Reader’s Scigest 05-03-15

zombie_400x600By Sadie Bartholomew

Bizarre Quasar

Astronomers have detected a black hole larger than any seen before in the centre of the brightest quasar in the distant universe. Having formed only 900 millon years after the Big Bang and with a mass 12 billion times that of the sun, SDSS J0100+2802 is puzzling scientists who can’t understand how an object so large and massive formed so quickly in the early universe using current theories. The quasar containing the enormous black hole was discovered in a recent survey of distant luminous objects.

Drastic tranplants ahead?

Italian surgeon Sergio Canavero has claimed that the first full-body transplant, where a living person’s head is removed and grafted onto the body of a dead donor, could be carried out with humans in just two years. Canavero first proposed the idea in 2013 as a method for lengthening the lives of those with cancer in advanced stages or degenerative diseases. He has recently published an outline of how the radical surgery could be carried out, and is expected to announce detailed plans for making the procedure a reality at the American Academy of Neurological and Orthopaedic Surgeons (AANOS) annual conference this June. Head transplants have previously been performed with partial success in monkeys, though no attempt has yet been made to fuse spinal cords.

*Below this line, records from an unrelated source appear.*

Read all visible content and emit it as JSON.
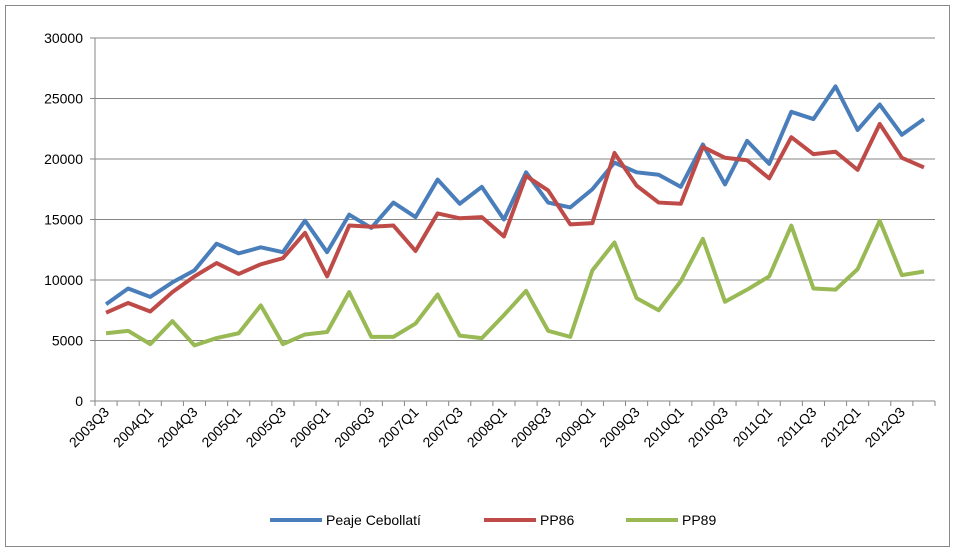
{
  "chart_data": {
    "type": "line",
    "categories": [
      "2003Q3",
      null,
      "2004Q1",
      null,
      "2004Q3",
      null,
      "2005Q1",
      null,
      "2005Q3",
      null,
      "2006Q1",
      null,
      "2006Q3",
      null,
      "2007Q1",
      null,
      "2007Q3",
      null,
      "2008Q1",
      null,
      "2008Q3",
      null,
      "2009Q1",
      null,
      "2009Q3",
      null,
      "2010Q1",
      null,
      "2010Q3",
      null,
      "2011Q1",
      null,
      "2011Q3",
      null,
      "2012Q1",
      null,
      "2012Q3",
      null
    ],
    "series": [
      {
        "name": "Peaje Cebollatí",
        "color": "#4a7ebb",
        "values": [
          8000,
          9300,
          8600,
          9800,
          10800,
          13000,
          12200,
          12700,
          12300,
          14900,
          12300,
          15400,
          14300,
          16400,
          15200,
          18300,
          16300,
          17700,
          15000,
          18900,
          16400,
          16000,
          17500,
          19700,
          18900,
          18700,
          17700,
          21200,
          17900,
          21500,
          19600,
          23900,
          23300,
          26000,
          22400,
          24500,
          22000,
          23300
        ]
      },
      {
        "name": "PP86",
        "color": "#be4b48",
        "values": [
          7300,
          8100,
          7400,
          9000,
          10300,
          11400,
          10500,
          11300,
          11800,
          13900,
          10300,
          14500,
          14400,
          14500,
          12400,
          15500,
          15100,
          15200,
          13600,
          18600,
          17400,
          14600,
          14700,
          20500,
          17800,
          16400,
          16300,
          21000,
          20100,
          19900,
          18400,
          21800,
          20400,
          20600,
          19100,
          22900,
          20100,
          19300
        ]
      },
      {
        "name": "PP89",
        "color": "#98b954",
        "values": [
          5600,
          5800,
          4700,
          6600,
          4600,
          5200,
          5600,
          7900,
          4700,
          5500,
          5700,
          9000,
          5300,
          5300,
          6400,
          8800,
          5400,
          5200,
          7100,
          9100,
          5800,
          5300,
          10800,
          13100,
          8500,
          7500,
          9900,
          13400,
          8200,
          9200,
          10300,
          14500,
          9300,
          9200,
          10900,
          14900,
          10400,
          10700
        ]
      }
    ],
    "ylim": [
      0,
      30000
    ],
    "yticks": [
      0,
      5000,
      10000,
      15000,
      20000,
      25000,
      30000
    ],
    "grid": true,
    "legend": "bottom"
  }
}
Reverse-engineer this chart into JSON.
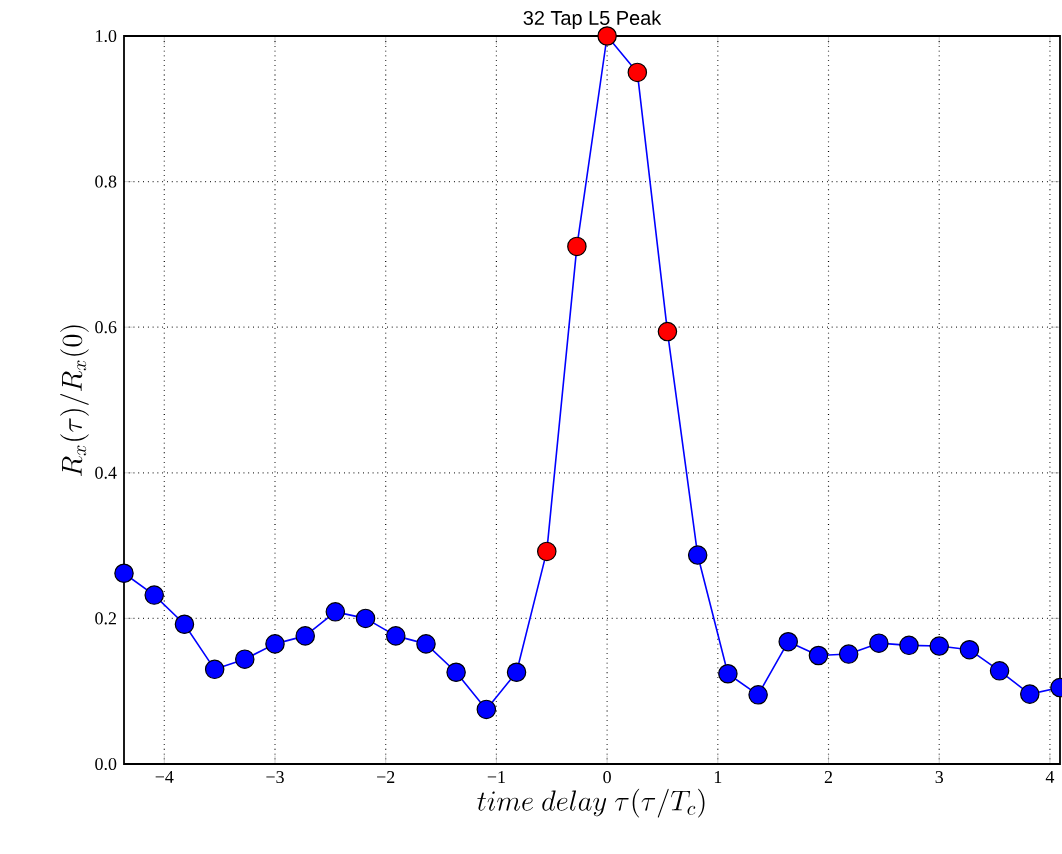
{
  "chart_data": {
    "type": "line",
    "title": "32 Tap L5 Peak",
    "xlabel": "time\\ delay\\ \\tau(\\tau/T_c)",
    "ylabel": "R_x(\\tau)/R_x(0)",
    "x": [
      -4.364,
      -4.091,
      -3.818,
      -3.545,
      -3.273,
      -3,
      -2.727,
      -2.455,
      -2.182,
      -1.909,
      -1.636,
      -1.364,
      -1.091,
      -0.818,
      -0.545,
      -0.273,
      0,
      0.273,
      0.545,
      0.818,
      1.091,
      1.364,
      1.636,
      1.909,
      2.182,
      2.455,
      2.727,
      3,
      3.273,
      3.545,
      3.818,
      4.091
    ],
    "series": [
      {
        "color": "#0000ff",
        "values": [
          0.262,
          0.232,
          0.192,
          0.13,
          0.144,
          0.165,
          0.176,
          0.209,
          0.2,
          0.176,
          0.165,
          0.126,
          0.075,
          0.126,
          0.292,
          0.711,
          1.0,
          0.95,
          0.594,
          0.287,
          0.124,
          0.095,
          0.168,
          0.149,
          0.151,
          0.166,
          0.163,
          0.162,
          0.157,
          0.128,
          0.096,
          0.105
        ],
        "colors": [
          "#0000ff",
          "#0000ff",
          "#0000ff",
          "#0000ff",
          "#0000ff",
          "#0000ff",
          "#0000ff",
          "#0000ff",
          "#0000ff",
          "#0000ff",
          "#0000ff",
          "#0000ff",
          "#0000ff",
          "#0000ff",
          "#ff0000",
          "#ff0000",
          "#ff0000",
          "#ff0000",
          "#ff0000",
          "#0000ff",
          "#0000ff",
          "#0000ff",
          "#0000ff",
          "#0000ff",
          "#0000ff",
          "#0000ff",
          "#0000ff",
          "#0000ff",
          "#0000ff",
          "#0000ff",
          "#0000ff",
          "#0000ff"
        ]
      }
    ],
    "xlim": [
      -4.364,
      4.091
    ],
    "ylim": [
      0,
      1
    ],
    "xticks": [
      {
        "value": -4,
        "label": "−4"
      },
      {
        "value": -3,
        "label": "−3"
      },
      {
        "value": -2,
        "label": "−2"
      },
      {
        "value": -1,
        "label": "−1"
      },
      0,
      1,
      2,
      3,
      4
    ],
    "yticks": [
      {
        "value": 0,
        "label": "0.0"
      },
      {
        "value": 0.2,
        "label": "0.2"
      },
      {
        "value": 0.4,
        "label": "0.4"
      },
      {
        "value": 0.6,
        "label": "0.6"
      },
      {
        "value": 0.8,
        "label": "0.8"
      },
      {
        "value": 1,
        "label": "1.0"
      }
    ],
    "grid": true,
    "marker": "circle",
    "line_style": "solid"
  }
}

Statistical Mechanics of a Zombie Apocalypse

Traditional disease modelling has been applied in the context of a hypothetical zombie outbreak by a group of graduate students from Cornell University. The statisticians, inspired by the book ‘World War Z’ by Max Brooks, simulated an apocalypse in the United States, treating various interactions, such as a human being bitten or killed by a zombie, like radioactive decay by assigning a half-life dependent on relevant parameters. They determined that the safest place for Americans to hide would be the northern Rocky mountains, which would take several weeks for the zombies to reach, with major cities, being the most populous areas, having the highest infection rate.